Au milieu de ces montagnes de détritus, L’Île aux chiens suit un groupe d’animaux, quatre anciens chiens domestiques et un chien sauvage qui s’imagine en leader du groupe. Le scénario se construit autour d’un jeune garçon, Atari, qui s’enfuit de chez lui en volant un avion pour retrouver Spot, son chien. Atari est aussi le fils adoptif du maire et ce dernier va tout faire pour l’empêcher d’atteindre son objectif, tout en détournant continuellement la vérité en faisant des chiens qui l’entourent des bêtes sauvages et dangereuses, à éliminer le plus rapidement possible. Découpé en chapitres dans l’esprit d’un manga, l’histoire avance comme une découverte de l’île et une plongée dans son univers canin en quête de Spot.
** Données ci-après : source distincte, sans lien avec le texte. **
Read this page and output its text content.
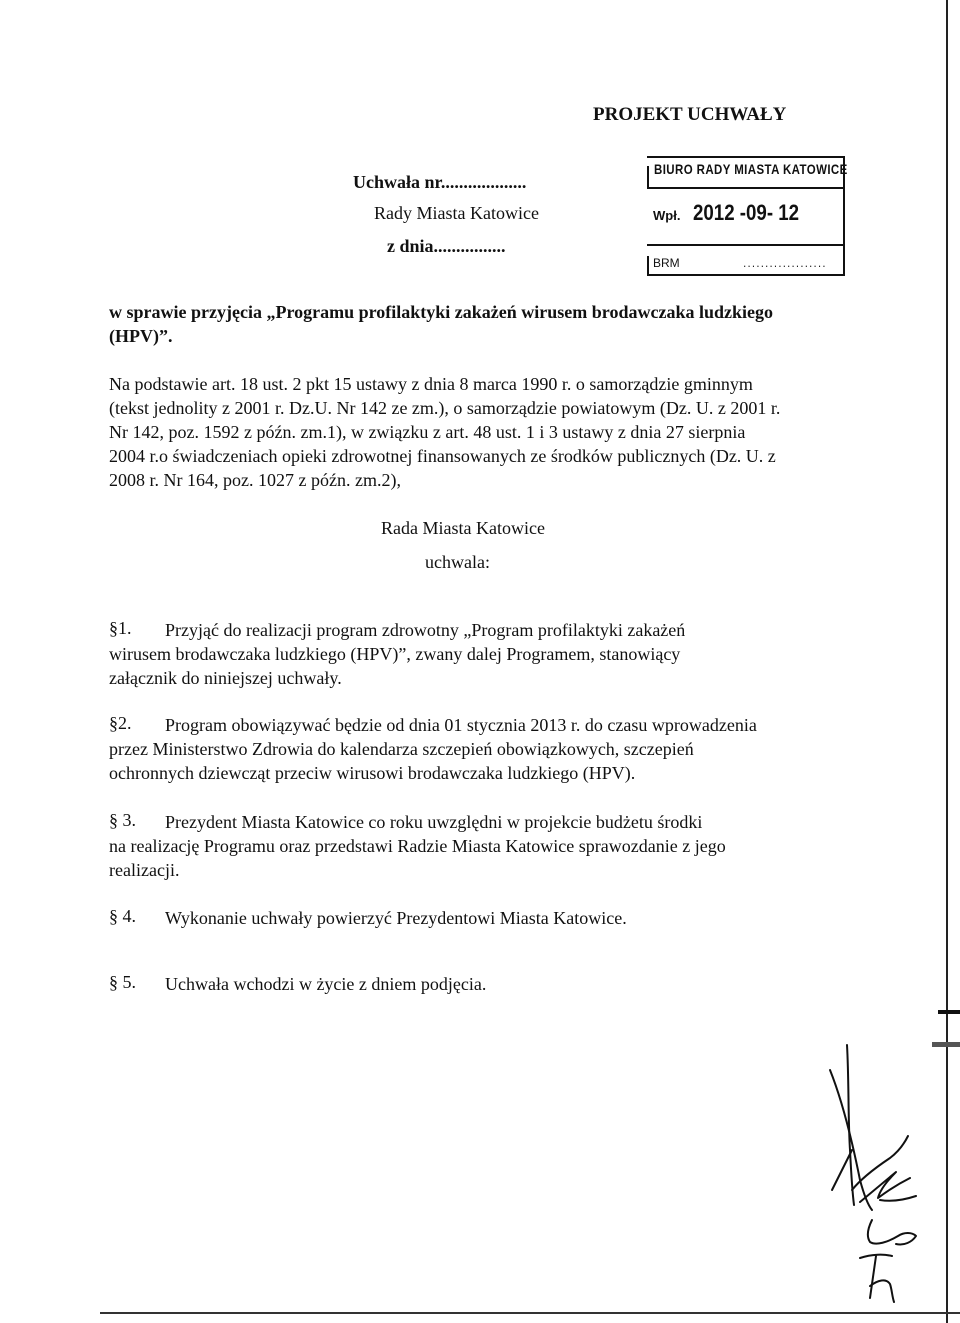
PROJEKT UCHWAŁY
Uchwała nr...................
Rady Miasta Katowice
z dnia................
BIURO RADY MIASTA KATOWICE
Wpł. 2012 -09- 12
BRM	...................
w sprawie przyjęcia „Programu profilaktyki zakażeń wirusem brodawczaka ludzkiego
(HPV)”.
Na podstawie art. 18 ust. 2 pkt 15 ustawy z dnia 8 marca 1990 r. o samorządzie gminnym
(tekst jednolity z 2001 r. Dz.U. Nr 142 ze zm.), o samorządzie powiatowym (Dz. U. z 2001 r.
Nr 142, poz. 1592 z późn. zm.1), w związku z art. 48 ust. 1 i 3 ustawy z dnia 27 sierpnia
2004 r.o świadczeniach opieki zdrowotnej finansowanych ze środków publicznych (Dz. U. z
2008 r. Nr 164, poz. 1027 z późn. zm.2),
Rada Miasta Katowice
uchwala:
§1.	Przyjąć do realizacji program zdrowotny „Program profilaktyki zakażeń
wirusem brodawczaka ludzkiego (HPV)”, zwany dalej Programem, stanowiący
załącznik do niniejszej uchwały.
§2.	Program obowiązywać będzie od dnia 01 stycznia 2013 r. do czasu wprowadzenia
przez Ministerstwo Zdrowia do kalendarza szczepień obowiązkowych, szczepień
ochronnych dziewcząt przeciw wirusowi brodawczaka ludzkiego (HPV).
§ 3.	Prezydent Miasta Katowice co roku uwzględni w projekcie budżetu środki
na realizację Programu oraz przedstawi Radzie Miasta Katowice sprawozdanie z jego
realizacji.
§ 4.	Wykonanie uchwały powierzyć Prezydentowi Miasta Katowice.
§ 5.	Uchwała wchodzi w życie z dniem podjęcia.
C’est une sorte d’aventure et n’importe quel autre réalisateur aurait pu en faire un énième film d’animation taillé pour les enfants, mais pas Wes Anderson. Le réalisateur conserve au contraire un ton très adulte à tous les niveaux. Sur la forme, les décors sont plutôt réalistes et surtout, les chiens ne sont pas mignons, ils sont au contraire sales, extrêmement maigres et souvent même blessés, presque de façon exagérée. Ajoutons les dialogues qui manient souvent un humour ironique pas toujours évident à comprendre et un fond qui est globalement très sombre, comme on l’expliquait plus tôt et on obtient un long-métrage bien plus adulte qu’enfantin. L’île aux chiens n’est pas sorti avec des restrictions et tout le monde peut en tirer quelque chose, mais le cinéaste ne cède pas à cette voie facile et il impose au contraire son univers si atypique. Cela passe aussi par les voix, une longue liste de stars et plusieurs habitués, dont l’incontournable Bill Murray, le choix du japonais à l’oral et à l’écrit ou encore l’excellente bande-originale. Alexandre Desplat est aux commandes et il a composé une musique à l’image du film, inspiré par les influences japonaises tout en trouvant sa propre voie.

Wes Anderson revendique ouvertement l’influence d’Akira Kurosawa, de la pratique de l’écriture du scénario en équipe jusqu’aux traits du maire qui s’inspirent de Toshirō Mifune, acteur fétiche du cinéaste japonais. Mais comme toujours chez le réalisateur américain, cette influence est la base pour un univers riche et très spécifique. L’Île aux chiens forme ainsi une expression singulière, avec une animation en stop-motion inventive et souvent sublime et une intrigue qui affronte de manière frontale les dérives de notre société. À l’arrivée, c’est une œuvre bien plus complexe qu’on ne pouvait l’imaginer, un long-métrage passionnant à ne surtout pas rater.